Israël, on le sait, n'est pas un pays laïc et ne connait pas la séparation de la religion et de l'Etat, contrairement à la France. L'appartenance religieuse et ethnique détermine le statut personnel de ses citoyens, qu'ils soient ou non pratiquants. L'islam, comme les autres religions s'y exprime et s'y pratique donc librement. Quant au débat entre laïcs et religieux, il ne se situe jamais sur le terrain du blasphème, seulement sur la place que chaque camp reproche à l'autre de prendre sur lui.
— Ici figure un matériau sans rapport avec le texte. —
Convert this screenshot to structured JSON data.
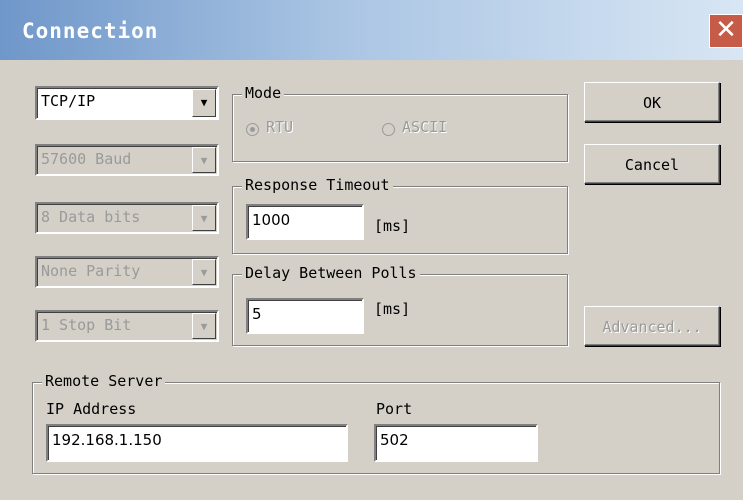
{
  "window": {
    "title": "Connection",
    "close_glyph": "✕"
  },
  "protocol": {
    "selected": "TCP/IP"
  },
  "serial": {
    "baud": "57600 Baud",
    "data_bits": "8 Data bits",
    "parity": "None Parity",
    "stop_bits": "1 Stop Bit"
  },
  "mode": {
    "label": "Mode",
    "options": [
      "RTU",
      "ASCII"
    ],
    "selected": "RTU"
  },
  "response_timeout": {
    "label": "Response Timeout",
    "value": "1000",
    "unit": "[ms]"
  },
  "delay_between_polls": {
    "label": "Delay Between Polls",
    "value": "5",
    "unit": "[ms]"
  },
  "buttons": {
    "ok": "OK",
    "cancel": "Cancel",
    "advanced": "Advanced..."
  },
  "remote_server": {
    "label": "Remote Server",
    "ip_label": "IP Address",
    "ip_value": "192.168.1.150",
    "port_label": "Port",
    "port_value": "502"
  }
}
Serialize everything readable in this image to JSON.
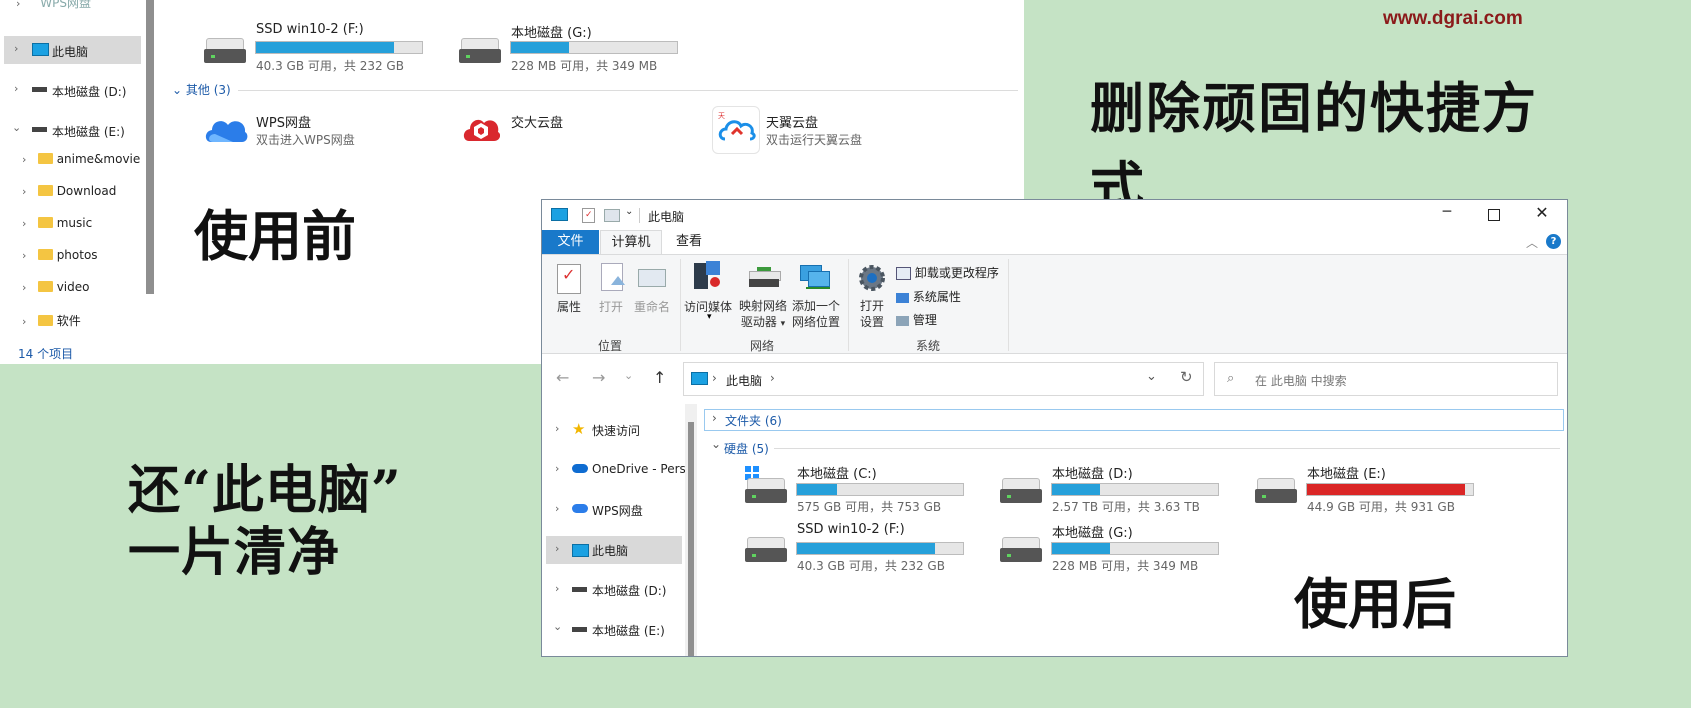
{
  "watermark": "www.dgrai.com",
  "captions": {
    "title": "删除顽固的快捷方式",
    "before": "使用前",
    "after": "使用后",
    "restore_line1": "还“此电脑”",
    "restore_line2": "一片清净"
  },
  "before_window": {
    "nav": {
      "wps_cut": "WPS网盘",
      "this_pc": "此电脑",
      "disk_d": "本地磁盘 (D:)",
      "disk_e": "本地磁盘 (E:)",
      "folders": [
        "anime&movie",
        "Download",
        "music",
        "photos",
        "video",
        "软件"
      ]
    },
    "status": "14 个项目",
    "drives": [
      {
        "name": "SSD win10-2 (F:)",
        "info": "40.3 GB 可用，共 232 GB",
        "used_fraction": 0.83
      },
      {
        "name": "本地磁盘 (G:)",
        "info": "228 MB 可用，共 349 MB",
        "used_fraction": 0.35
      }
    ],
    "other_header": "其他 (3)",
    "others": [
      {
        "name": "WPS网盘",
        "sub": "双击进入WPS网盘",
        "icon": "wps-cloud-icon"
      },
      {
        "name": "交大云盘",
        "sub": "",
        "icon": "jiaoda-cloud-icon"
      },
      {
        "name": "天翼云盘",
        "sub": "双击运行天翼云盘",
        "icon": "tianyi-cloud-icon"
      }
    ]
  },
  "after_window": {
    "title": "此电脑",
    "tabs": {
      "file": "文件",
      "computer": "计算机",
      "view": "查看"
    },
    "ribbon": {
      "properties": "属性",
      "open": "打开",
      "rename": "重命名",
      "access_media": "访问媒体",
      "map_drive_1": "映射网络",
      "map_drive_2": "驱动器",
      "add_location_1": "添加一个",
      "add_location_2": "网络位置",
      "open_settings_1": "打开",
      "open_settings_2": "设置",
      "uninstall": "卸载或更改程序",
      "system_props": "系统属性",
      "manage": "管理",
      "group_location": "位置",
      "group_network": "网络",
      "group_system": "系统"
    },
    "address": {
      "path": "此电脑",
      "search_placeholder": "在 此电脑 中搜索"
    },
    "nav": {
      "quick_access": "快速访问",
      "onedrive": "OneDrive - Pers",
      "wps": "WPS网盘",
      "this_pc": "此电脑",
      "disk_d": "本地磁盘 (D:)",
      "disk_e": "本地磁盘 (E:)"
    },
    "folders_header": "文件夹 (6)",
    "disks_header": "硬盘 (5)",
    "drives": [
      {
        "name": "本地磁盘 (C:)",
        "info": "575 GB 可用，共 753 GB",
        "used_fraction": 0.24
      },
      {
        "name": "本地磁盘 (D:)",
        "info": "2.57 TB 可用，共 3.63 TB",
        "used_fraction": 0.29
      },
      {
        "name": "本地磁盘 (E:)",
        "info": "44.9 GB 可用，共 931 GB",
        "used_fraction": 0.95
      },
      {
        "name": "SSD win10-2 (F:)",
        "info": "40.3 GB 可用，共 232 GB",
        "used_fraction": 0.83
      },
      {
        "name": "本地磁盘 (G:)",
        "info": "228 MB 可用，共 349 MB",
        "used_fraction": 0.35
      }
    ]
  }
}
Ce qui n'empêche pas la dimension politique et idéologique, et c'est là qu'on revient au Mouvement Islamique.
Créé en 1971, ce mouvement a entrepris d'islamiser les Arabes israéliens par des actions sociales et caritatives, qui ont évolué en activisme politique à la fin des années 80 sur une idéologie proche des Frères Musulmans. Les accords d'Oslo israélo-palestiniens ont provoqué une scission entre la faction sud du mouvement, qui soutenait le processus de paix, et la faction nord du Sheikh Raed Salah, alignée sur le Hamas, le mouvement islamiste palestinien, qui contrôle la Bande de Gaza. Cette faction est devenue illégale depuis 2015, mais reste toujours active et accuse régulièrement Israël de" judaïser" les mosquées du Mt du Temple.
Idéologiquement, la faction sud du Mouvement islamique, celle qui a donc accusé Emmanuel Macron d'être responsable de l'attentat de Conflans, est également proche du Hamas, mais veille à rester dans la légalité. Rien d'étonnant donc, à ce que sa prise de position en arabe, destinée spécifiquement au public arabe israélien et plus généralement au monde musulman, ait été aussi virulente contre la France. En Israël aussi, les islamistes savent manier le double langage.